Voilà
que mademoiselle s’aperçoit de l’attention dont elle était
l’objet ; alors elle devient rouge comme une cerise, me dit de
garder le magasin, et se retire dans l’arrière-boutique. Ce n’est
pas tout : le lendemain, à la même heure, le colonel revient,
en bourgeois cette fois, et le voilà encore aux carreaux. Mais
madame était au comptoir, et il ne reste pas longtemps en faction.
Avant-hier encore, il est revenu sans pouvoir apercevoir
mademoiselle. Enfin, hier, pendant que madame Lebrenn était à la
boutique, il est entré et lui a demandé très-poliment d’ailleurs si
elle pourrait lui faire une grosse fourniture de toiles. Madame a
répondu que oui, et il a été convenu que ce colonel reviendrait
aujourd’hui pour s’entendre avec monsieur Lebrenn au sujet de cette
fourniture.
– Et croyez-vous, Jeanike, que madame se
soit aperçue que ce militaire est plusieurs fois venu regarder à
travers les carreaux ?
– Je l’ignore, Gildas, et je ne sais si
je dois en prévenir madame. Tout à l’heure je vous ai prié d’aller
voir si ce dragon ne se retournait pas, parce que je craignais
qu’il ne fût chargé de nous épier… Heureusement il n’en est rien.
Maintenant me conseillez-vous d’avertir madame, ou de ne rien
dire ? Parler, c’est peut-être l’inquiéter ; me taire,
c’est peut-être un tort. Qu’en pensez-vous ?
– M’est avis que vous devez prévenir
madame ; car elle se défiera peut-être de cette grosse
fourniture de toile. Hum… hum…
– Je suivrai votre conseil, Gildas.
– Et vous ferez bien. Ah ! ma chère
fille… les hommes à casque…
– Bon, nous y voilà… votre chanson,
n’est-ce pas ?
– Elle est terrible, Jeanike ! Ma
mère me l’a cent fois contée à la veillée, comme ma grand’mère la
lui avait contée, de même que la grand’mère de ma grand’mère…

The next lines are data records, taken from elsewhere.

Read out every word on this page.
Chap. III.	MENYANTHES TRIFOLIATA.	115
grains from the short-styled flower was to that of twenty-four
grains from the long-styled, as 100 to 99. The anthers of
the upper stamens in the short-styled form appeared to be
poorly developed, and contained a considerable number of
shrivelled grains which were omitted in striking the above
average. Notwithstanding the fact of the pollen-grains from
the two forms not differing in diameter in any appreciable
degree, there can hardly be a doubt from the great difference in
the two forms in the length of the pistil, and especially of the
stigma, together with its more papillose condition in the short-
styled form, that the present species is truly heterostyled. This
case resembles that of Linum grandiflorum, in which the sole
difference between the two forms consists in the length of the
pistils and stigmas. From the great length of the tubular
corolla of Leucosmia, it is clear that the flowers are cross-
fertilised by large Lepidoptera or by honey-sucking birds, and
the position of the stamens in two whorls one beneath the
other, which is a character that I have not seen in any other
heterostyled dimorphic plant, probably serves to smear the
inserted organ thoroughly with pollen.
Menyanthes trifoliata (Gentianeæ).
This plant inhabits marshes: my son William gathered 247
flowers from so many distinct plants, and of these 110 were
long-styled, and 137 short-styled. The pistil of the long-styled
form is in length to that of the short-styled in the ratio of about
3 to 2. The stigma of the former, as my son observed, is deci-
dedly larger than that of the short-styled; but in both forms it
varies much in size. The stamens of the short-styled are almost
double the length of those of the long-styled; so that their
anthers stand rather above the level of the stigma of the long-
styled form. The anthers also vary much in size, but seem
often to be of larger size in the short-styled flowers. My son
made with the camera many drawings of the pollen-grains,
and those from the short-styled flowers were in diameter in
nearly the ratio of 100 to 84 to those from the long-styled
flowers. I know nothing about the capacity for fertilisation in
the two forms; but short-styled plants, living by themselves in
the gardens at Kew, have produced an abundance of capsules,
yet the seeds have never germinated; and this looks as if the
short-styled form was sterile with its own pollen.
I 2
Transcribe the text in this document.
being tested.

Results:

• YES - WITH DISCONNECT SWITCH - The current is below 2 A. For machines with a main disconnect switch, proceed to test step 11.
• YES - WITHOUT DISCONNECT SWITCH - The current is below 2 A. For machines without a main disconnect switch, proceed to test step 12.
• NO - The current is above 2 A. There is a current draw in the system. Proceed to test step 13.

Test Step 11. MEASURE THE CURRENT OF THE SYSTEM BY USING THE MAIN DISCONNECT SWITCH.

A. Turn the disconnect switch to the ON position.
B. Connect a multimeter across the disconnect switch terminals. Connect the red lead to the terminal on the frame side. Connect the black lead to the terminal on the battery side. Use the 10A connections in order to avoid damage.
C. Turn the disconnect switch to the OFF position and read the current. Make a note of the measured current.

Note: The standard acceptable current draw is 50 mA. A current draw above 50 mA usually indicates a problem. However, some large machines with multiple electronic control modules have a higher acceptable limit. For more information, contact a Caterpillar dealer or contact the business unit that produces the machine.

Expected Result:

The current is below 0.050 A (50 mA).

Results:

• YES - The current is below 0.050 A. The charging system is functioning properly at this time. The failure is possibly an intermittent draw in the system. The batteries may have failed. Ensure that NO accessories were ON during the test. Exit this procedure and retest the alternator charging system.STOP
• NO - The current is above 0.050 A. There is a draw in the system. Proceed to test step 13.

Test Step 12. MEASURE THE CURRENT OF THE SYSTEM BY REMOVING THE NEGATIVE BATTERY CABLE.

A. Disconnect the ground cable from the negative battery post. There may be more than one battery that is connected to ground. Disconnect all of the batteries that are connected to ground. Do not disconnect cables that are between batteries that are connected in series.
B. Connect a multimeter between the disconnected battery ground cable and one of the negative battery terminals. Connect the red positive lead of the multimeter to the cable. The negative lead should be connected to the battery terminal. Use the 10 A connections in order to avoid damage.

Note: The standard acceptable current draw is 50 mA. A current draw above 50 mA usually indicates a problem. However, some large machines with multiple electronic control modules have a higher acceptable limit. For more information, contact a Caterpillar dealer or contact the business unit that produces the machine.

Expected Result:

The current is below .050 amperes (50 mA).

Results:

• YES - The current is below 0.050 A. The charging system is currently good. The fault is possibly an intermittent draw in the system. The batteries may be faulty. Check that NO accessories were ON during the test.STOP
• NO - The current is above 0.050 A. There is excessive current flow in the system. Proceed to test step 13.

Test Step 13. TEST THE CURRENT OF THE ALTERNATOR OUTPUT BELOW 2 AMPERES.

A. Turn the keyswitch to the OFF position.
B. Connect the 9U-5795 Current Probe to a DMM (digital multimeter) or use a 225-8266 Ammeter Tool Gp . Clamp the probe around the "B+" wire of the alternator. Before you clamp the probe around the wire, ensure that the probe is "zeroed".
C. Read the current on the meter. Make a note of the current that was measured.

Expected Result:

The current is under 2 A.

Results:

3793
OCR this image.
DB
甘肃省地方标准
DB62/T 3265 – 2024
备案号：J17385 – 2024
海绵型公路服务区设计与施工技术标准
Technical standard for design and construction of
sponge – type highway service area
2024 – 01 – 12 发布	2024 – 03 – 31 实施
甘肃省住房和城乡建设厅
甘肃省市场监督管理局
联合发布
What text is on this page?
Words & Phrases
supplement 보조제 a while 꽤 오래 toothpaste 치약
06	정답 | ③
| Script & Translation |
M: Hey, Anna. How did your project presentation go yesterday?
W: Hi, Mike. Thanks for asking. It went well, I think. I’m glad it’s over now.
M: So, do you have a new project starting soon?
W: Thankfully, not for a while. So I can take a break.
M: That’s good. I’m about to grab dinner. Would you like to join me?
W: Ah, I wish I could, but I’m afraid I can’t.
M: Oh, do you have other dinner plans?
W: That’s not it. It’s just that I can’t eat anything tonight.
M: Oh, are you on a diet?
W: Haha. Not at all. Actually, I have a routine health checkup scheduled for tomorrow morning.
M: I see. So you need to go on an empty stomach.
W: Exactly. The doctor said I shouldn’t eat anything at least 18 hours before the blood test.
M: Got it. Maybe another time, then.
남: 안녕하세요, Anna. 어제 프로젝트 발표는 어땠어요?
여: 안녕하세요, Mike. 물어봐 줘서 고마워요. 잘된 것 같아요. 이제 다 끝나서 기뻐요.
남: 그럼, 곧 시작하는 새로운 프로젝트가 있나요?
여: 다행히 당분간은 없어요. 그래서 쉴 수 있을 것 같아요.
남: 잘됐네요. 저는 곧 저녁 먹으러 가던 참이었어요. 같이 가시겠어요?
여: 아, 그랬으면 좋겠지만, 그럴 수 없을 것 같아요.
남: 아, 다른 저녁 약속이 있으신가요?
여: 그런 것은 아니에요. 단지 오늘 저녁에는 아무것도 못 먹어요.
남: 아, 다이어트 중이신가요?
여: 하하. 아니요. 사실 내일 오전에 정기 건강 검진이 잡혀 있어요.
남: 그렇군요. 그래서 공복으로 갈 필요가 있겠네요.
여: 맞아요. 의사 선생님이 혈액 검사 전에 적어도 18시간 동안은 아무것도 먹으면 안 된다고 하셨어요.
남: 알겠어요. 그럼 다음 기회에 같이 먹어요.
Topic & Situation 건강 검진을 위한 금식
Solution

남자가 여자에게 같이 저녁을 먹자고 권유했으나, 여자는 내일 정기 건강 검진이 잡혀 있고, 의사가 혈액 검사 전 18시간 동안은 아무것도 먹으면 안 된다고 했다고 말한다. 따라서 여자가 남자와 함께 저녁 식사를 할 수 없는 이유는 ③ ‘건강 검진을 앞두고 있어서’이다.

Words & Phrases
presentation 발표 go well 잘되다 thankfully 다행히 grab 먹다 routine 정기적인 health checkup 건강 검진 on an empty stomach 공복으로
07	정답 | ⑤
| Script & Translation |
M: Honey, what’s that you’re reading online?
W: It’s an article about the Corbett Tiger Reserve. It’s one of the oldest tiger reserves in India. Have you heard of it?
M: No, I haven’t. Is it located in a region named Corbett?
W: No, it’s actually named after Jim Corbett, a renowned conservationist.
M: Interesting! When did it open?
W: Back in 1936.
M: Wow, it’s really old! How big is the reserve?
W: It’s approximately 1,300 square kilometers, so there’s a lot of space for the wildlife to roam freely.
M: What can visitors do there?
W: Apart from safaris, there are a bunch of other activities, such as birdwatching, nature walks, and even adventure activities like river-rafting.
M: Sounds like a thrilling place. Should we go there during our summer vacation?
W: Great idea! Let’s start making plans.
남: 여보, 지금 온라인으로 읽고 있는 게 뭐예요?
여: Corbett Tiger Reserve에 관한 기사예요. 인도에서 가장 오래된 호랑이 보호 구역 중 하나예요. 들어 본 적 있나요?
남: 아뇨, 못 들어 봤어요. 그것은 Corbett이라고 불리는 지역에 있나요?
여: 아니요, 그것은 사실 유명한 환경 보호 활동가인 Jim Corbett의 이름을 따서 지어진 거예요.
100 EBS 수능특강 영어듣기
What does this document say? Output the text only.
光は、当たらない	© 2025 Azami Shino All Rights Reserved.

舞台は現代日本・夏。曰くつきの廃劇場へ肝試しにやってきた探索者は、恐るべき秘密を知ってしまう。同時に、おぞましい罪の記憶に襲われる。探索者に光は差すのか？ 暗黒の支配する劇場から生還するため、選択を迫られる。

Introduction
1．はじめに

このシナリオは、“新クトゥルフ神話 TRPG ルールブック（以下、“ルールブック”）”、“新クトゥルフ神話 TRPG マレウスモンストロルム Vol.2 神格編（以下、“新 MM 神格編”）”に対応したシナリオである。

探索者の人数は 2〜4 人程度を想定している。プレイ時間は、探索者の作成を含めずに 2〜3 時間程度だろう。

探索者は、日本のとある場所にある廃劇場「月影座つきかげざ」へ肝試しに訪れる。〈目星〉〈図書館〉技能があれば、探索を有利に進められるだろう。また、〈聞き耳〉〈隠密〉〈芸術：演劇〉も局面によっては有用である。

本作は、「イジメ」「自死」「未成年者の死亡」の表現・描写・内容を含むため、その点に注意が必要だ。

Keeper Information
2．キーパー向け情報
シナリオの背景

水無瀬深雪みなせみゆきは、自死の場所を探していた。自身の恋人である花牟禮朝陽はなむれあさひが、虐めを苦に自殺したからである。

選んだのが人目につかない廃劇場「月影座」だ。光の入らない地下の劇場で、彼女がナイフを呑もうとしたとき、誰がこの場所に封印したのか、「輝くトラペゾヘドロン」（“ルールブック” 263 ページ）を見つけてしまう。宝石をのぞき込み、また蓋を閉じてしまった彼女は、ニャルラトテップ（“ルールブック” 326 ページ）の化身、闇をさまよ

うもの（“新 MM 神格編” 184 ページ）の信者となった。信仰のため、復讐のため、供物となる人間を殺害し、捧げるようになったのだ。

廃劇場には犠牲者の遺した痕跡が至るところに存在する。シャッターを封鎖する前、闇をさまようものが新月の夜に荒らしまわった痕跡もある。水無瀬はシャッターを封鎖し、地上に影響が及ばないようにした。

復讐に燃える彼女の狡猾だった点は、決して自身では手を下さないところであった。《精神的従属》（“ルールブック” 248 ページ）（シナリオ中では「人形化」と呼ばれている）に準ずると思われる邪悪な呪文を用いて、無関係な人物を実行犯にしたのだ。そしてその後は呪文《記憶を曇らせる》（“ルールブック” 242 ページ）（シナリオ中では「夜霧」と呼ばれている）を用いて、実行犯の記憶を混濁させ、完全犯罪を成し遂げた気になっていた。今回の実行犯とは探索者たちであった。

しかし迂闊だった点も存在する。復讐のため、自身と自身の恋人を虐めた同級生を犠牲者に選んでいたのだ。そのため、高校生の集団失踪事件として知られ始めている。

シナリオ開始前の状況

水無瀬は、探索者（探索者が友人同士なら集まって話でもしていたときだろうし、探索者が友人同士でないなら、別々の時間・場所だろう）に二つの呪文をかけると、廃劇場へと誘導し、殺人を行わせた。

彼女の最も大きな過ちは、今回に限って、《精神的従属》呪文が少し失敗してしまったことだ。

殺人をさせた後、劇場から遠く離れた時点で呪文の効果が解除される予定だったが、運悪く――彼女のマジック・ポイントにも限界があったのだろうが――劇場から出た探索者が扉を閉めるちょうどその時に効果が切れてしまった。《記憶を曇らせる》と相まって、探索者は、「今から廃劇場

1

– Allons, Gildas, dit Jeanike en riant et
en interrompant son compagnon, de grand’mère en mère-grand’, vous
remonterez ainsi jusqu’à notre mère Ève…
– Certainement, est-ce qu’au pays on ne
se transmet pas de famille en famille des contes qui remontent…
– Qui remontent à des mille, à des quinze
cents ans et plus, comme les contes de Myrdin et du
Baron de Janioz[5], avec
lesquels j’ai été bercée. Je sais cela, Gildas.
– Eh bien, Jeanike, la chanson dont je
vous parle à propos des gens qui portent des casques et rôdent
autour des jeunes filles est effrayante, elle s’appelle LES TROIS
MOINES ROUGES, dit Gildas d’un ton formidable, les Trois Moines
rouges ou LE SIRE DE PLOUERNEL.
– Comment dites-vous ? reprit
vivement Jeanike frappée de ce nom… le sire de ?
– Le sire de Plouernel.
– C’est singulier.
– Quoi donc ?
– Monsieur Lebrenn prononce quelquefois
ce nom-là.
– Le nom du sire de
Plouernel ? et à propos de quoi ?
– Je vous le dirai tout à l’heure ;
mais voyons d’abord la chanson des Trois Moines rouges,
elle va m’intéresser doublement.
– Vous saurez, ma fille, que les moines
rouges étaient des templiers, portant sabre et casque comme cet
épervier de dragon.
– Bien ; mais dépêchez-vous, car
madame peut descendre et monsieur rentrer d’un moment à
l’autre.
– Écoutez bien, Jeanike.
Et Gildas commença ce récit non précisément
chanté, mais psalmodié d’un ton grave et mélancolique :
Les Trois Moines rouges
« Je frémis de tous mes membres en voyant
les douleurs qui frappent la terre.
» En songeant à l’événement qui vient
encore d’arriver dans la ville de Kemper il y a un an[6], Katelike cheminait en disant son
chapelet, quand trois moines rouges (templiers), armés de toutes
pièces, la joignirent.
» Trois moines sur leurs grands chevaux
bardés de fer de la tête aux pieds.
» – Venez avec nous au couvent,
belle jeune fille ; là ni l’or ni l’argent ne vous
manqueront.
» – Sauf votre grâce, messeigneurs,
ce n’est pas moi qui irai avec vous, dit Katelike ; j’ai peur
de vos épées qui pendent à votre côté. Non, je n’irai pas,
messeigneurs : on entend dire de vilaines choses.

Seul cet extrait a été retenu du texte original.